I have been in a relationship with my g/f for two years. Anyways, two weeks ago, I was out with a bunch of my buddies for his birthday party. Most of my buddies are single, so unfortunately, going out to clubs to 'beat puss' is their every night mission. I just happened to tag along for the event. We went to an upscale club and had a VIP area reserved for him. As the night got deeper, our area was attracting women. There was a group of women, 8 or so all married, out for a girls night out. They joined into our party because quite frankly, my buddies that don't know what love is, could care less if they were married, single, old, whatever.. as long as they had the 'puss'.. that's all that matters. Now this one woman began to grab my arm and we all know why women grab arms. I immediately texted my g/f who began to flip out. I reassured her that I will leave if things progress this way. She starts talking to me.. I let her know I have a g/f.. to which she says well Im married so what.. I stopped there.. didn't tell my buddies I was leaving because they were with the other women and as I was leaving.. that woman smacked my ass and told me shed see me around.. I was like wtf?

The next day, she somehow found me on facebook (thanks to my friends) and sent me a friend request and a message stating she liked me, i left to early, and thinks we should hang out to which I responded no that I have g/f. Told the girl, she flipped out, wants to cut the woman. 

About 4 days ago, I find out one of my buddies is hooking up with her and he is completely bragging about the 'b1tch' as he refers to her. He tells me that she still wants to somehow see me agian.. seriously? I do some investigating, her fb says she is married with two kids. I check the guy out. I feel so bad for this guy. He is just an innocent looking dude that loves his kids judging by his pictures. You can somewhat see stuff on his wall like his check in status places with the POS wife he has. 

My question is.. how do I expose this to the guy (my gf has my back when I do) without my buddy getting murdered by him?

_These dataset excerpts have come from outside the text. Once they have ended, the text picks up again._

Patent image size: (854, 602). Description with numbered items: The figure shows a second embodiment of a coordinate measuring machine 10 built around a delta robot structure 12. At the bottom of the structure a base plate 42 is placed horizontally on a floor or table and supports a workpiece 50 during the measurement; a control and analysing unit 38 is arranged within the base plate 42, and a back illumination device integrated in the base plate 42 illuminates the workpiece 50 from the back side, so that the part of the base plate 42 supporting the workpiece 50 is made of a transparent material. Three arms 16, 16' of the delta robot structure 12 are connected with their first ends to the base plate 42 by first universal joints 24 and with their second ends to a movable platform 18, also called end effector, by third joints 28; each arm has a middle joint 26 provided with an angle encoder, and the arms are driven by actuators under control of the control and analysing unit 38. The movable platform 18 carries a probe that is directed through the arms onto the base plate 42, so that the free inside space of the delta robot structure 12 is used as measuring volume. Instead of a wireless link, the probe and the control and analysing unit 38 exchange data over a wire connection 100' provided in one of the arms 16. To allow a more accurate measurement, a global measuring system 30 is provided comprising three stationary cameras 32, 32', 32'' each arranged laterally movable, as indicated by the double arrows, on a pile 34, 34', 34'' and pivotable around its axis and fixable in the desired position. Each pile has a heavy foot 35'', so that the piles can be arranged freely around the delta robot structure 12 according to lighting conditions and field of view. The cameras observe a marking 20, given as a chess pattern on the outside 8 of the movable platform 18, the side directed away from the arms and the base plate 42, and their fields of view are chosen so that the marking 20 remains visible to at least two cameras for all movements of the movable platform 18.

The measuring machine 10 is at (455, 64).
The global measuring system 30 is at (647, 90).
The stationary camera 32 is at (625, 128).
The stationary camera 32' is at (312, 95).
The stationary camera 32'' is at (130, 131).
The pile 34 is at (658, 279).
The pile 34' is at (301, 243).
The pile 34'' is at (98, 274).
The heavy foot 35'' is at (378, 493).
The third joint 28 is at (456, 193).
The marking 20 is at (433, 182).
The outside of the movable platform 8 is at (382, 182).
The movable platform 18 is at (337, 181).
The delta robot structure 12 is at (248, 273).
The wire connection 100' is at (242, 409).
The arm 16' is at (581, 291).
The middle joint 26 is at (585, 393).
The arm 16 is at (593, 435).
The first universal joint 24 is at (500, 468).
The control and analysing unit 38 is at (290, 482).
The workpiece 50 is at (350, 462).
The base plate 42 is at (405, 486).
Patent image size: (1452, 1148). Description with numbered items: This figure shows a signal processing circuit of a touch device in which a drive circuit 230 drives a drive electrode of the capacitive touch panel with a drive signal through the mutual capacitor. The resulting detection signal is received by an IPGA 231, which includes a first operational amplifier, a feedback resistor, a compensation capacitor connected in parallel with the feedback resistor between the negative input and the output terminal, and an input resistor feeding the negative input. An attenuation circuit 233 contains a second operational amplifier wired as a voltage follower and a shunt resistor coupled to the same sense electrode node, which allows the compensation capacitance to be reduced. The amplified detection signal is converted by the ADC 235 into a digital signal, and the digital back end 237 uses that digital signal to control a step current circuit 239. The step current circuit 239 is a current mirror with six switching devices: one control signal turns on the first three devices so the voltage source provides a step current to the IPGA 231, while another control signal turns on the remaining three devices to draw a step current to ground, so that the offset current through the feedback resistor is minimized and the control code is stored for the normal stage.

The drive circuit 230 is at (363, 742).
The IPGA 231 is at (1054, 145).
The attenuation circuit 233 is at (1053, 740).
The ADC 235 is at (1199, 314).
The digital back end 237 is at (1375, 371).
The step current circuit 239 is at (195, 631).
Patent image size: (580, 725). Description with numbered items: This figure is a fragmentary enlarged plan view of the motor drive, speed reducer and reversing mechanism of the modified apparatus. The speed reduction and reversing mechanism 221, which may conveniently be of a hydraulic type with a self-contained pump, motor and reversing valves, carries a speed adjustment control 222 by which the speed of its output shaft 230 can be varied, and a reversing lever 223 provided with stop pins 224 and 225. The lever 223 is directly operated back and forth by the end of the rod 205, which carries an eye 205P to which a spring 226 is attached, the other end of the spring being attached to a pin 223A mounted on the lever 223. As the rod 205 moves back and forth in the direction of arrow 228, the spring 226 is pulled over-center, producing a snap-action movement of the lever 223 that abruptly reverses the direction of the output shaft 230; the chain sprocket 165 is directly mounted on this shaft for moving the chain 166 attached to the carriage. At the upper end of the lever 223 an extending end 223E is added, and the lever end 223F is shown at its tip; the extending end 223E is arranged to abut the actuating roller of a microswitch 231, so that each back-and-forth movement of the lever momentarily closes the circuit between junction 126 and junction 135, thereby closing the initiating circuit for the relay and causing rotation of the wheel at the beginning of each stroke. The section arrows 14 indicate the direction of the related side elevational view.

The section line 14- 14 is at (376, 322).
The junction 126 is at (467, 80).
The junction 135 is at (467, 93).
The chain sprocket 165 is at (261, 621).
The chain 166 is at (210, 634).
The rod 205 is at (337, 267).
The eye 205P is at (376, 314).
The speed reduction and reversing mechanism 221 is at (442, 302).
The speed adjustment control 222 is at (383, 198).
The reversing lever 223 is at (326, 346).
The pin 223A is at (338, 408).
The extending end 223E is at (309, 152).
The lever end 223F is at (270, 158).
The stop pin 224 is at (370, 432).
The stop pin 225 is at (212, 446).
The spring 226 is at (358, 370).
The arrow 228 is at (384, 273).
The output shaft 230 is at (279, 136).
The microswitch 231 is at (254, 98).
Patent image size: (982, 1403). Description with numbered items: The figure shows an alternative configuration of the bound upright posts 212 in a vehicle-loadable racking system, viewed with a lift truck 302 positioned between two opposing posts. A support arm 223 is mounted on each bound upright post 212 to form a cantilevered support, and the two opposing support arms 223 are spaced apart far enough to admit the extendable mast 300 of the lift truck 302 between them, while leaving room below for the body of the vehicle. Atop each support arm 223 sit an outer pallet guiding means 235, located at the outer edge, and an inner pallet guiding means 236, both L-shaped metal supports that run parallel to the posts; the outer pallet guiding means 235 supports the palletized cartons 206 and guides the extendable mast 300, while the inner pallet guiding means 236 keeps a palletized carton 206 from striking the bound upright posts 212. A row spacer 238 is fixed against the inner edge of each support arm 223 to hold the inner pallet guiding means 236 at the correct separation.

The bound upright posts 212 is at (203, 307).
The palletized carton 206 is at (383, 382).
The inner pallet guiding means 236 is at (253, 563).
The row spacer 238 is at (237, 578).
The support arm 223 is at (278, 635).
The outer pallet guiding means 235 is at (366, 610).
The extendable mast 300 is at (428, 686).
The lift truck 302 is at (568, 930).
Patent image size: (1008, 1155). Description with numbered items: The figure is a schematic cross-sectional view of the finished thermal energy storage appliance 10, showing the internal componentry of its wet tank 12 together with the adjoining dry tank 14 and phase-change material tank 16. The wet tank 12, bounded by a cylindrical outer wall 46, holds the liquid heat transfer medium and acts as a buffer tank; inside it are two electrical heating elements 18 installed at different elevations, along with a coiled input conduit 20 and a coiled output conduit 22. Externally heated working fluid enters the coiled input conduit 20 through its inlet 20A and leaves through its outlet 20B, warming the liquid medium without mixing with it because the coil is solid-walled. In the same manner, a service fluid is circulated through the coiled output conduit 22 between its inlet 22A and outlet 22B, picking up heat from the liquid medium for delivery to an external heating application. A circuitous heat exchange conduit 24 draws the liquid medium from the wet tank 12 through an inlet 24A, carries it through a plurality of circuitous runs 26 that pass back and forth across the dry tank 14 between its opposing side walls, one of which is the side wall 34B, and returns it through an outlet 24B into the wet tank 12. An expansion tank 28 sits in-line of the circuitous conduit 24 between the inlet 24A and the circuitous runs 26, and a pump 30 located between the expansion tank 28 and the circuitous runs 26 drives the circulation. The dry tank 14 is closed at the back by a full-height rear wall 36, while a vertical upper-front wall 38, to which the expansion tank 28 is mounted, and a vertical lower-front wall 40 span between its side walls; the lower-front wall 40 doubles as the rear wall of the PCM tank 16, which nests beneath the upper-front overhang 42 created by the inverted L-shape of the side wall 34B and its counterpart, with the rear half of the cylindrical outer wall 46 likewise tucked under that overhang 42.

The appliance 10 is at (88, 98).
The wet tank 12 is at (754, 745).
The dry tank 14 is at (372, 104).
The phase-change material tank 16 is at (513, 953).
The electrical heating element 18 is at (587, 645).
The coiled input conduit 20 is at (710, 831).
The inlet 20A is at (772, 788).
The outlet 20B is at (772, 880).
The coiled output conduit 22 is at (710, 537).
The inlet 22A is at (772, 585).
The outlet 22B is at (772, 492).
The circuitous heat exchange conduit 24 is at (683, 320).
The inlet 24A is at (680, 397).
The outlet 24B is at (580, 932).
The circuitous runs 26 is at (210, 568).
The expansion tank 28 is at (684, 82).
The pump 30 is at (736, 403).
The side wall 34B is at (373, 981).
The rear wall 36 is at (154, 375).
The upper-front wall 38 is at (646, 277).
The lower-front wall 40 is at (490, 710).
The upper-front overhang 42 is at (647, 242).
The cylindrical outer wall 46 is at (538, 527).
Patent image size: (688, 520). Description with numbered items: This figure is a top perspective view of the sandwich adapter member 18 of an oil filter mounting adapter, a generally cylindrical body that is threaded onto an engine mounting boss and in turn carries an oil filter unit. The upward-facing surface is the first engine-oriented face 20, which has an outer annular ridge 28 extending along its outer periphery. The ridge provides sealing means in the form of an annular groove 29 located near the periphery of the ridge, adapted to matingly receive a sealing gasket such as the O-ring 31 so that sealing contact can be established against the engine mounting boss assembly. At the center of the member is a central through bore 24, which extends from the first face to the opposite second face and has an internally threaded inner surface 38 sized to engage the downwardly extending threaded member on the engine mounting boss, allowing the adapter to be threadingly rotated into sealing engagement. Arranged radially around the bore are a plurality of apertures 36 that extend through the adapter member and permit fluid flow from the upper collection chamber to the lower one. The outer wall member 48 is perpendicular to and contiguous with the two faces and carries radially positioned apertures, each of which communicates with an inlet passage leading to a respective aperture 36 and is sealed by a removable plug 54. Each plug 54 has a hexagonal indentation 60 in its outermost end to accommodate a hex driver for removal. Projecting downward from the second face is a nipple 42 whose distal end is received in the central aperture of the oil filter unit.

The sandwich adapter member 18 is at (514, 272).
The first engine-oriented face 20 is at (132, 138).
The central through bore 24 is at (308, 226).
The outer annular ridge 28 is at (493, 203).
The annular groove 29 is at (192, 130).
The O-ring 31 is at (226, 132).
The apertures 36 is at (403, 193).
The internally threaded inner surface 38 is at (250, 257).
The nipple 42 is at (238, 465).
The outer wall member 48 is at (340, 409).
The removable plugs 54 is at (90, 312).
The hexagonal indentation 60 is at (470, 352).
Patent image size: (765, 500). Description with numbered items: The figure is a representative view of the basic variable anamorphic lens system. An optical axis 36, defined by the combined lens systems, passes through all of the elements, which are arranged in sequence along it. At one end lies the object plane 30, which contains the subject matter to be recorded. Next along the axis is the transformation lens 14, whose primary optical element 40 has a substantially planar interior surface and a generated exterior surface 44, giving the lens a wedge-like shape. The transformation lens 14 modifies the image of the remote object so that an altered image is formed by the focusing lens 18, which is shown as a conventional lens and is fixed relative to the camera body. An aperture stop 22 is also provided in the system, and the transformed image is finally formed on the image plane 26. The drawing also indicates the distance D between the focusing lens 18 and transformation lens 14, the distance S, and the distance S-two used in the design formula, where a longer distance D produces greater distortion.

P.S. The woman is about mid 30's and my buddy and I are early 20's.


----------



## MattMatt (May 19, 2012)

CheaterVille :: Don't Be the Last to Know. For all of you so-called friends and the woman.


----------



## workindad (May 7, 2011)

Find new "friends".


----------



## weightlifter (Dec 14, 2012)

1) Gather REAL evidence
2) Save data in two places including offsite
3) Find out her address
4) Fake being a PI who just happened to get BHs wayward wife while investigating a cheating boyfriend. Hand husband envelope with printed proof INCLUDING DATES AND LOCATIONS then disappear. Or have a different buddy do it not in the circle of cheating single friends. Come up with some BS story of how you were already paid and ended up with this data and you were cheated on in a relationship before and since you are already paid he can just have it.


----------



## jnj express (Mar 28, 2011)

Use whatever means you need to, and let her H, know what he has for a wife---she is probably screwing every tom, ****, and harry, in town---he and his kids, need to know what this woman who calls herself a wife and mother is all about


----------



## PBear (Nov 16, 2010)

Find new friends and forward the messages she sent to you to her husband. Don't get involved in the ensuing drama; there's no winning that mess.

C


----------



## skb (Dec 1, 2012)

PBear said:


> Don't get involved in the ensuing drama; there's no winning that mess.
> 
> C


Excellent advice. DON'T GET INVOLVED!!! I think most women that do Girls night out are looking for the same thing your friends were. I know that's the case for my group of women friends. Ignore her. She'll lose interest quickly.


----------



## weightlifter (Dec 14, 2012)

BTW once you have given the data to the husband. If you are unsure just get it to him anonymously. You are done. Do not try to convince him. Whether he chooses to believe or not is irrelevant.

You have potentially saved him a decade of wasted life. You did your duty giving him the data. MAKING him believe it is not needed.


----------



## Chaparral (Jul 17, 2011)

I would open a new email acct and pose as woman who's boyfriend is banging his wife. Describe her GNOs with seven other women.


----------



## weightlifter (Dec 14, 2012)

I LIKE it chap! Just get hubby the info. If he believes he believes. If not, well you tried. DO give him some proof tho. DONT just say it.


----------



## SlowlyGettingWiser (Apr 7, 2012)

What did Maury advise?


----------